Trust in God is hard. Truth can be costly. Peace must be intentional. Jesus knows all this. And it’s important to him that his followers know it, too. Certainly, his disciples remember that Jesus was no conquering warrior. They remember also, though, that Jesus was no diplomat come to negotiate, compromise, and placate the self-interest of as many people as possible. As is said elsewhere in the gospel, Jesus is no ‘respecter of persons.’ He is no mincer-of-words. He does not alter his manner or his speech based upon the status of the person or the people to whom he speaks. And so he cannot, he will not, tell his closest followers anything less than the truth. And the truth is, the apostles are in for trouble. God has not sent Jesus to call them from their fishing nets and tax-collector’s booths, to a life of ease and effortless success. Just as Jesus does, so also will the apostles now confront all that keeps people from God’s Love for them and for all.

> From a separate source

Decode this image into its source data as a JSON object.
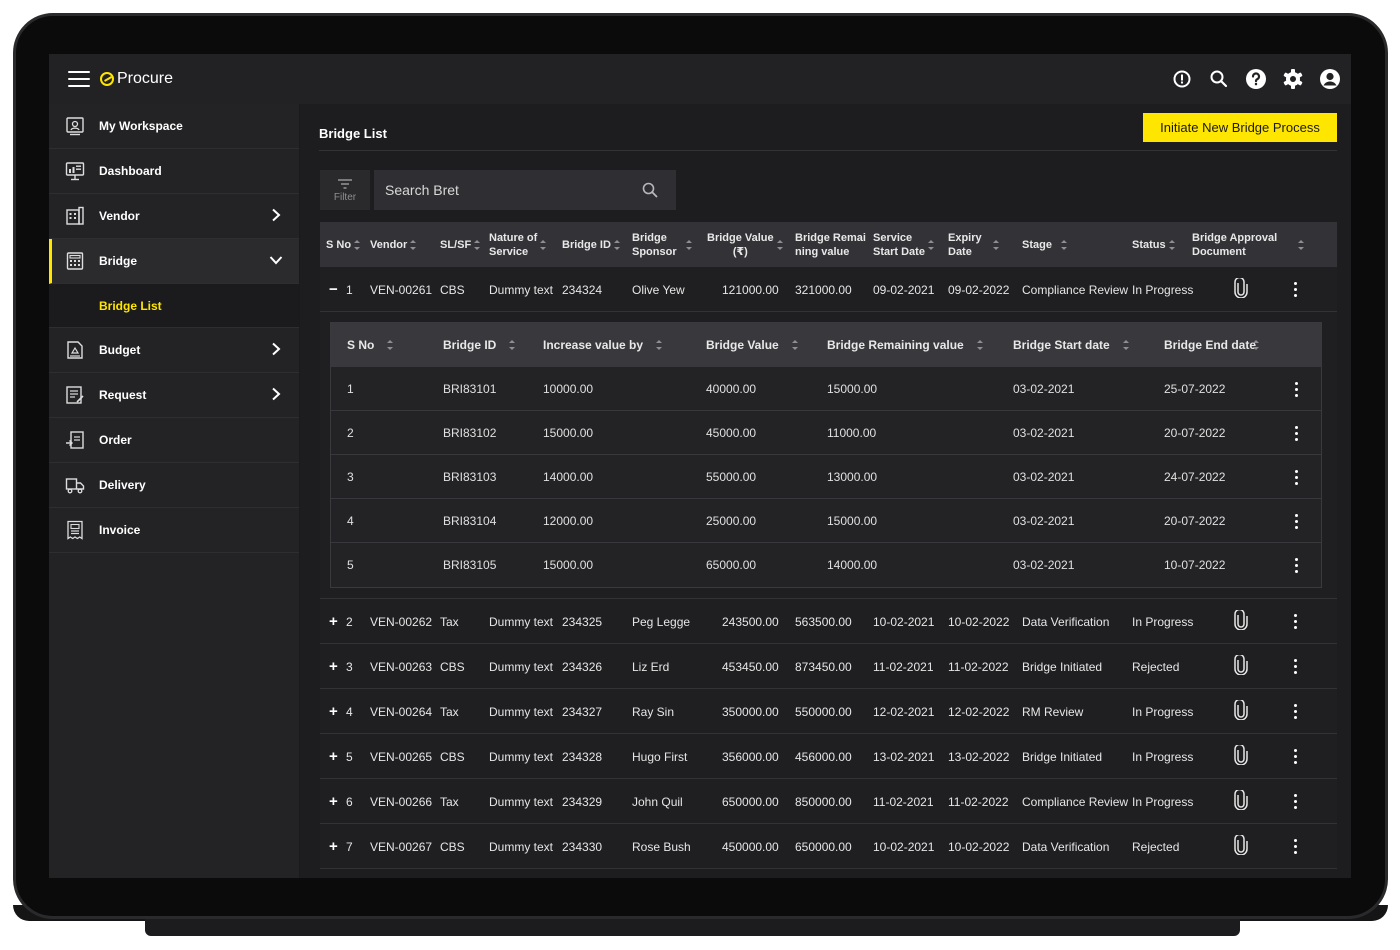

Trust in God can be difficult. Truth is costly. Peace must be on purpose. “One’s foes will be member of one’s own household,” says Jesus. Maybe Peter thinks back and recalls his father’s response to him dropping the fishing nets, leaving the boat, leaving behind the family business, and going off with this itinerant preacher, Jesus. Maybe Matthew remembers how his friends and relatives told him what a fool he was to leave his lucrative position as tax-collector and take off after this upstart, Jesus. Maybe someone you or I know has known similar skepticism among people close to him or to her when she or he decided to follow the course that was, for her, for him, the nobler, higher, more godly way. Maybe you or I have experienced it ourselves.

Peace is a prize to be pursued and earned. Truth is a challenge to be met and embraced. Trust in God is a spiritual gift to be exercised and strengthened. One wonders if it’s hard for the disciples to hear this. One wonders if it’s hard for people now to hear this. Is it hard for you and me to hear it again today? And one wonders if maybe the disciples follow Jesus anyway because they hear from him the same promise of God that gathers us here today: “You are of value to God,” says Jesus. “You matter to God. God cares for you. God is always with you.”

How was last week for you? I pray it was good and joyful, exciting and energizing, and all that you hoped it would be. And I pray that this week will be all that and more. I pray that this week will be, for you and me, for us together, and through each of us, also for those around us, a week that is unsettling, disturbing, challenging, tiring, and in this, a week that is rich with the promise of God.

I pray that this week we won’t be surprised when God gives us occasion to do battle with the impulse to do battle; to refuse to tolerate the instinct for intolerance; to surrender a natural contentment in pursuit of a true and supernatural peace from God. I pray that this week we won’t be surprised that God gives us occasion to pay the price for speaking the truth; to confront those comfortable falsehoods that separate people from God and from one another; and to proclaim loudly, in deed and in word, that truth alone will set us free in the knowledge and Love of God. I pray that this week we will not be surprised to find that God gives us occasion to welcome and receive again the gift of trust in God; and occasion to use it, to exercise it, to strengthen it, so that our witness in the world may be ever faithful, ever peaceful, and ever true to the Love of God for all.

And so may Almighty God, who draws our hearts to Jesus, so guide our minds, so fill our imaginations, so direct our wills that, wholly belonging to God, we may be dedicated to the welfare of God’s people, and to the glory of God’s Name; through Jesus Christ our Lord, who, with the Father and the Holy Spirit, lives and reigns, One God, for ever and ever. Amen.